Pittsburgh-based EQT Corp. is again fighting the Pennsylvania Department of Environmental Protection (DEP) over an order the agency issued last month to restore or replace water that was allegedly contaminated years ago by its drilling operations in Greene County.

In September, DEP said an investigation had discovered that EQT operations at the company’s Hildebrand natural gas wells in Morgan Township had polluted a nearby spring, rendering it useless for the property owner, who was utilizing the water supply for agricultural crops and animals. DEP said in May 2010 drilling production fluids had escaped the pad’s embankment and spilled into the spring.

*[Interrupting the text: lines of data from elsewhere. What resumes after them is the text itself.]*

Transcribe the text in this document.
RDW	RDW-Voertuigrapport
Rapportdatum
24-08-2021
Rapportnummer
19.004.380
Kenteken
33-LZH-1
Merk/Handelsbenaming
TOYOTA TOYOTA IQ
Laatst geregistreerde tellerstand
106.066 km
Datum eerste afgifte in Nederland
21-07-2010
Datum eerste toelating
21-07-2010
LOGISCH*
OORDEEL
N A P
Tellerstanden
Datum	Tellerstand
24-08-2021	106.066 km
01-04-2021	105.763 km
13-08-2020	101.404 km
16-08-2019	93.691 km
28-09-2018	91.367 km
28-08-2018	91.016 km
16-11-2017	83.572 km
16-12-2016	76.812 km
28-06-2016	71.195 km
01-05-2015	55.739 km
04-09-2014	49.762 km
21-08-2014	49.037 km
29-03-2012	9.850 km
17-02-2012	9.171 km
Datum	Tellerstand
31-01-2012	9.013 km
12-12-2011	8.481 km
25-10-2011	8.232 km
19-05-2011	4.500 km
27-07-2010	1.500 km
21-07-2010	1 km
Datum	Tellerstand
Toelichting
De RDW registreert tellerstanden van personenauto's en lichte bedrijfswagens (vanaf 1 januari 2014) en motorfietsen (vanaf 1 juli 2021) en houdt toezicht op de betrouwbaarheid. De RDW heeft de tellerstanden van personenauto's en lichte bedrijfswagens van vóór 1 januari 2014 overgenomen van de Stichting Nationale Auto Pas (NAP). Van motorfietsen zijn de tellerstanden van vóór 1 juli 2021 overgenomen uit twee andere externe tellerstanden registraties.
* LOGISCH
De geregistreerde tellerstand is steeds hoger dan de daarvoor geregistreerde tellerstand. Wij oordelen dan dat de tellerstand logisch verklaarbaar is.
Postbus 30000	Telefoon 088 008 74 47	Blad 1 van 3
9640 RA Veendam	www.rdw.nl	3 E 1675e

But it wasn’t until April 2012 that the landowner complained of the alleged pollution. DEP acted on the complaint by collecting water samples in 2013, according to the order. The results showed elevated levels of chloride, sulfate, barium, magnesium and dissolved solids, all of which DEP linked to drilling operations.

“Based on information obtained as of the date of this order, the water supply is polluted and no longer of adequate quality for the purposes served by the water supply,” DEP said. The agency added that EQT has since failed to restore or replace the water and has not disproved that its operations contaminated the water. It ordered the company to restore or replace the supply and submit a detailed plan for doing so.

The cost of the order or any civil penalties that could follow is unclear. On Oct. 12, EQT appealed the order to the state’s Environmental Hearing Board, saying it creates “obligations that are excessive, unreasonable, unlawful and beyond the department’s statutory authority.”

In its appeal, EQT argues that the water does not need to be restored because it is not used for human consumption and is “adequate for the purposes served.” It also said there is no clear link between the alleged 2010 spill and the landowner complaint, leaving the order devoid of facts, “ambiguous” and “unreasonable.” EQT added that the agency has also failed to describe its water standards for agricultural purposes.

Last year, EQT filed a complaint in the state Commonwealth Court against DEP challenging its interpretation of the Clean Streams Law (see Shale Daily, Oct. 7, 2014). That appeal came after DEP fined the company $4.53 million over a 2012 impoundment leak at one of its sites.

But while EQT’s appeal of the agency’s latest order is procedural, the DEP has moved with a harder hand against oil and gas industry violations this year. Democratic Gov. Tom Wolf appointed DEP Secretary John Quigley shortly after he took office in January (see Shale Daily, Jan. 14). In an interview with NGI’s Shale Daily in June after the DEP fined Range Resources Corp. a record-setting $8.9 million for its alleged failure to fix a faulty concrete job on a leaking natural gas well, Quigley said the industry was committing near-daily violations of the state’s Clean Streams Law (see Shale Daily, June 16). He added that he would continue to review a backlog of cases to enforce compliance.

Both EQT and DEP must now file the necessary documents before a hearing next year to resolve the issues raised in the appeal.